People's Bank Of China Opens Loan-Backed Security Pilot Program To Foreign Banks

 
on October 31 2013 8:33 AM
Shanghai, China
Shanghai, China Reuters

Regulators in China have broadened a pilot plan that allows banks to bundle loans into tradable securities, opening access to foreign banks, Reuters reported Tuesday.

Policymakers see expanding access to credit-based assets as a means of shielding China’s banking system from risk as loan defaults increase in frequency.

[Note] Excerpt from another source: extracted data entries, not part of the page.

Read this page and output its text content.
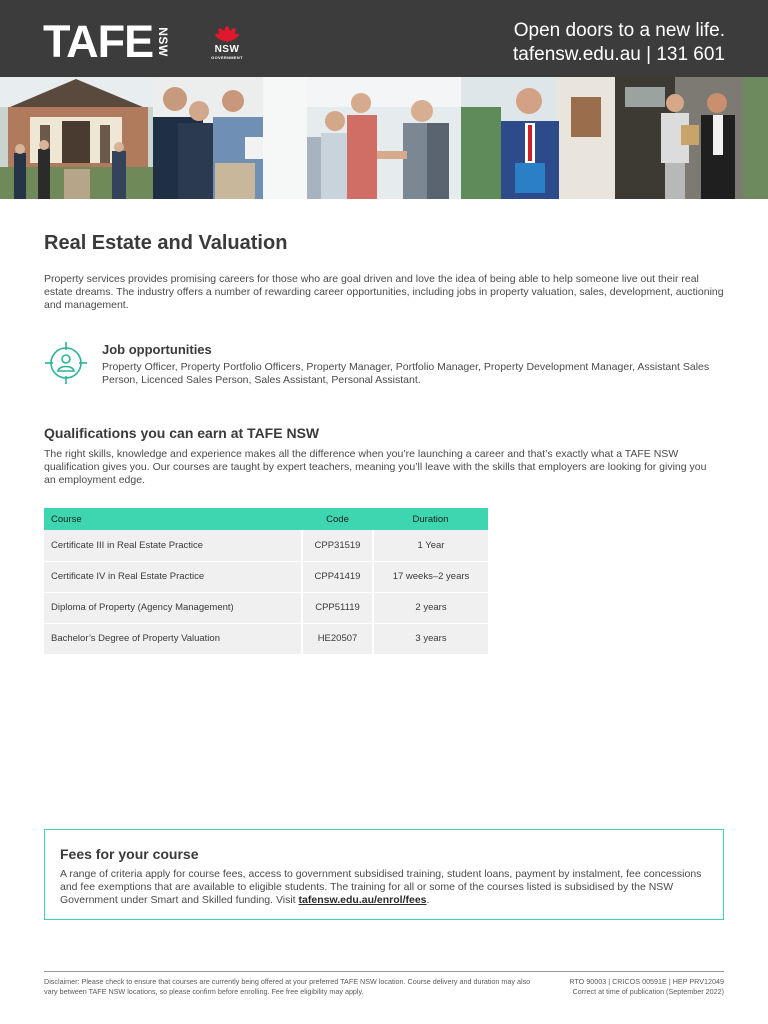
TAFE NSW	NSW
GOVERNMENT
Open doors to a new life.
tafensw.edu.au | 131 601
Real Estate and Valuation

Property services provides promising careers for those who are goal driven and love the idea of being able to help someone live out their real estate dreams. The industry offers a number of rewarding career opportunities, including jobs in property valuation, sales, development, auctioning and management.

Job opportunities

Property Officer, Property Portfolio Officers, Property Manager, Portfolio Manager, Property Development Manager, Assistant Sales Person, Licenced Sales Person, Sales Assistant, Personal Assistant.

Qualifications you can earn at TAFE NSW

The right skills, knowledge and experience makes all the difference when you’re launching a career and that’s exactly what a TAFE NSW qualification gives you. Our courses are taught by expert teachers, meaning you’ll leave with the skills that employers are looking for giving you an employment edge.

Course	Code	Duration
Certificate III in Real Estate Practice	CPP31519	1 Year
Certificate IV in Real Estate Practice	CPP41419	17 weeks–2 years
Diploma of Property (Agency Management)	CPP51119	2 years
Bachelor’s Degree of Property Valuation	HE20507	3 years
Fees for your course

A range of criteria apply for course fees, access to government subsidised training, student loans, payment by instalment, fee concessions and fee exemptions that are available to eligible students. The training for all or some of the courses listed is subsidised by the NSW Government under Smart and Skilled funding. Visit tafensw.edu.au/enrol/fees.

Disclaimer: Please check to ensure that courses are currently being offered at your preferred TAFE NSW location. Course delivery and duration may also vary between TAFE NSW locations, so please confirm before enrolling. Fee free eligibility may apply.

RTO 90003 | CRICOS 00591E | HEP PRV12049
Correct at time of publication (September 2022)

Meanwhile investors, tired of the tepid stock market, need a new investment opportunity.

The People’s Bank of China, the country’s central bank, first launched a pilot program to market packages of loans into bond-like securities called collateralized loan obligations (CLO) in 2005. Since then, about 90 billion yuan ($14.77 billion) worth of CLO products have been issued in China’s interbank market.

The program is open to all of the 42 foreign banks with locally incorporated branches in China, which includes HSBC Holdings PLC (NYSE: HBC), Standard Chartered PLC (STAN.L) and Citigroup Inc. (NYSE: C).

Foreign banks controlled a paltry 1.9 percent of banking assets in China, according to PriceWaterhouseCooper, which means they have only a small pool of loans available to create the new securities.